The commander brought the ship nearer, and now Tzak-Navigator gasped with a fresh astonishment. “Grraf-Commander, this planet is dotted with force-cylinder generators. Not complete shells, but open to space at orbital height. And the beam-spread of each satellite’s light flux coincides with the edge of each force cylinder. No, not all of them; several of those circular areas are not bathed in any light at all. Fallow areas?”

“Or unfinished areas,” the commander grunted. “Perhaps we have discovered a project in the making.”

Locklear saw blazes of blue, white, red, and yellow impinging in vast circular patterns on the planet’s surface. Almost as if someone had placed small models of Sirius, Sol, Fomalhaut, and other suns out here, he thought. He said nothing. If he orbited this bizarre mystery long enough, he might probe its secrets. If he orbited it too long, he would damned well die of starvation.

Then, “Homeworld,” blurted the astonished navigator, as the ship continued its close pass around this planet that was at least half the mass of Earth.

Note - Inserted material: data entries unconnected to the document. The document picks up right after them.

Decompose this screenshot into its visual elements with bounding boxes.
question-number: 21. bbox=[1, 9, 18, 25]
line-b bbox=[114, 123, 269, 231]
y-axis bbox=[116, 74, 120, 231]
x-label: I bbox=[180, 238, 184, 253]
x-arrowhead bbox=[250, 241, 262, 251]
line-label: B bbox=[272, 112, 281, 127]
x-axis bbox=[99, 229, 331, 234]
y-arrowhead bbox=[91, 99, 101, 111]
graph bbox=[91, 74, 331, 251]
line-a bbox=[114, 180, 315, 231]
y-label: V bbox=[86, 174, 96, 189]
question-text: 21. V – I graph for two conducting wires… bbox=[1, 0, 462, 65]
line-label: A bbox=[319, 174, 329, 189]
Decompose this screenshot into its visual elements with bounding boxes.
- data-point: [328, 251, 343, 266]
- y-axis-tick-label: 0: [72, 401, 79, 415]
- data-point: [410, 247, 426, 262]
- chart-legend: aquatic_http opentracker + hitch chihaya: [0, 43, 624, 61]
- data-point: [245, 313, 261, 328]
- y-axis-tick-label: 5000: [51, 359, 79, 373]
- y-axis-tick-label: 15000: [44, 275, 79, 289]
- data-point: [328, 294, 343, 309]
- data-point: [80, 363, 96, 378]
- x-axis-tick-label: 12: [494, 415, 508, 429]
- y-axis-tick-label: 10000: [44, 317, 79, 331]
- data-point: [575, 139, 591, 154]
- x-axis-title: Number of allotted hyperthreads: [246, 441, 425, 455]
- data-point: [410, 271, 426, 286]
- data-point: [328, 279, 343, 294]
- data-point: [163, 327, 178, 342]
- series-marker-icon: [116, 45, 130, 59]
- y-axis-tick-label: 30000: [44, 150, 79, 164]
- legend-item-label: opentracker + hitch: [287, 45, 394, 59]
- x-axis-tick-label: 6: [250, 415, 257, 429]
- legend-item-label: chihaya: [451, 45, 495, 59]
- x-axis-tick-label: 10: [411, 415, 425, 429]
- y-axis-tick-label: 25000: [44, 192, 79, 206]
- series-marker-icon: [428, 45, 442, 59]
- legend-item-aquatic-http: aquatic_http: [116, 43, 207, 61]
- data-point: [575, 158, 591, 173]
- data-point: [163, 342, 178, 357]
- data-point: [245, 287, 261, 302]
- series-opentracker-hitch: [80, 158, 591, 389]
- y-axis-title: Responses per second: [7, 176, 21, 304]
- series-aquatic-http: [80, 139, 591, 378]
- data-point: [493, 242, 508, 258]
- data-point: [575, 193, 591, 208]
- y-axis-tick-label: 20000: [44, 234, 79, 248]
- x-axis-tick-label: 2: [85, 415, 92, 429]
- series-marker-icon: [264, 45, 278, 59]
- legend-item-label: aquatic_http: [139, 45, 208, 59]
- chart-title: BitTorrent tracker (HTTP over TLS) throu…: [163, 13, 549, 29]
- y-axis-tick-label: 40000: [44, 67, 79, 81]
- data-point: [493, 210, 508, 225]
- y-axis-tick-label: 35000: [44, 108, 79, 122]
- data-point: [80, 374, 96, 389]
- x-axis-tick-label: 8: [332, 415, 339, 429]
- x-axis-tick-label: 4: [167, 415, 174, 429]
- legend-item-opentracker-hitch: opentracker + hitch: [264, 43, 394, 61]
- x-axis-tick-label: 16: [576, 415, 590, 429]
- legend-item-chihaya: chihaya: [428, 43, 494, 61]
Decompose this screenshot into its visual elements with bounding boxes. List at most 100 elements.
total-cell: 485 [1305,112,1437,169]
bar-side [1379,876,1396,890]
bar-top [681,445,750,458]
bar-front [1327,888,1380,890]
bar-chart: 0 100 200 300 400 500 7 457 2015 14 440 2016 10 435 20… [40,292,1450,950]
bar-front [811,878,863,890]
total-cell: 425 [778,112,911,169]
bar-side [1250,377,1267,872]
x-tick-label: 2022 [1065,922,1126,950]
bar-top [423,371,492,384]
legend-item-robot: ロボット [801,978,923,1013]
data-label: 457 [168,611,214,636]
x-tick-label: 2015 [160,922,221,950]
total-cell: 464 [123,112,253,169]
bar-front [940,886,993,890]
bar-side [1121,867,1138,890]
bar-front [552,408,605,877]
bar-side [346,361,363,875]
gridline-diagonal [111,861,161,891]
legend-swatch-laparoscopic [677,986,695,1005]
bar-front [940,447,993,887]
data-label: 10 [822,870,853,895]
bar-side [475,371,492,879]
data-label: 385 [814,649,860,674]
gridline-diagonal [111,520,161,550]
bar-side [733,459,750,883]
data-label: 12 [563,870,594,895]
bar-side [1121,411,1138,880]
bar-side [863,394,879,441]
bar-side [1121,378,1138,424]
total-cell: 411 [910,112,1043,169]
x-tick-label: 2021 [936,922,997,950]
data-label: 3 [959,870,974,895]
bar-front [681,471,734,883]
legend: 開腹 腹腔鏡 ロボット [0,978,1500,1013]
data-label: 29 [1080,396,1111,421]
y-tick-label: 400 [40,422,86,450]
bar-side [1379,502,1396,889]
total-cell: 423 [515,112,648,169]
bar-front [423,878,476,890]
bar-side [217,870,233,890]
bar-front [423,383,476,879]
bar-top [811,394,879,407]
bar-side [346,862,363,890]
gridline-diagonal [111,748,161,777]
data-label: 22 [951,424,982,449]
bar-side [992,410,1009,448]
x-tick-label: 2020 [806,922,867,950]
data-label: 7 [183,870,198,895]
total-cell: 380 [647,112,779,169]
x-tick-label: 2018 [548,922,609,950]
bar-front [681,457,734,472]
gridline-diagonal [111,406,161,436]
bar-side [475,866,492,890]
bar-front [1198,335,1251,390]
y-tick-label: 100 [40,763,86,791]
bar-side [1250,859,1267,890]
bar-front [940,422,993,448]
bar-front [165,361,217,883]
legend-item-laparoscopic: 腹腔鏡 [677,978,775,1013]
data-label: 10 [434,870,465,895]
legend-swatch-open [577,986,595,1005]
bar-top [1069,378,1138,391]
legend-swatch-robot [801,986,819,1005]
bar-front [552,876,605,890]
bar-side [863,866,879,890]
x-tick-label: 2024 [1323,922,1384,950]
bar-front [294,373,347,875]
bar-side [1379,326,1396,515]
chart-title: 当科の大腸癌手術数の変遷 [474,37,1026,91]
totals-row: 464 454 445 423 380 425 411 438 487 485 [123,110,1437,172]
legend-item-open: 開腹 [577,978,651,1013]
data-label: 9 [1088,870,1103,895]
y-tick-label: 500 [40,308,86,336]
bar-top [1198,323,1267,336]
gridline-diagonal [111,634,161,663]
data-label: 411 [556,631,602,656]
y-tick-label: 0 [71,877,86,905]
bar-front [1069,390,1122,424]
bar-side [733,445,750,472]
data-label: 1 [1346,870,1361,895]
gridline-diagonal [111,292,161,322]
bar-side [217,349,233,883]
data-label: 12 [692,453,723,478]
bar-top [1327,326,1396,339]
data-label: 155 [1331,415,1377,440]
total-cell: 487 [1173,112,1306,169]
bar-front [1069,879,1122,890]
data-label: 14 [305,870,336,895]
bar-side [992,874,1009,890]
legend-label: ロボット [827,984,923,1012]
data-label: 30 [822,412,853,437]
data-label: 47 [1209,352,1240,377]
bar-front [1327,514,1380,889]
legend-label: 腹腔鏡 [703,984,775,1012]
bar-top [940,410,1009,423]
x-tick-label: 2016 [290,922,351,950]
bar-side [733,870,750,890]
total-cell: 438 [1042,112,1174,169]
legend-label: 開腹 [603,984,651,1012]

Locklear saw it too, a circular region that seemed to be hundreds of kilometers in diameter, rich in colors that reminded him of a kzin’s fur. The green expanse of a big lake, too, as well as dark masses that might have been mountain crags. And then he noticed that one of the nearby circular patterns seemed achingly familiar in its colors, and before he thought, he said it in Interworld:

“Earth!”

The commander leaped to a mind-numbing conclusion the moment before Locklear did. “This can only be a galactic prison—or a zoo,” he said in a choked voice. “The planet was evidently moved here, after the brown dwarf was discovered. There seems to be no atmosphere outside the force walls, and the planetary surface between those circular regions is almost as cold as interstellar deeps, according to the sensors. If it is a prison, each compound is well-isolated from the others. Nothing could live in the interstices.”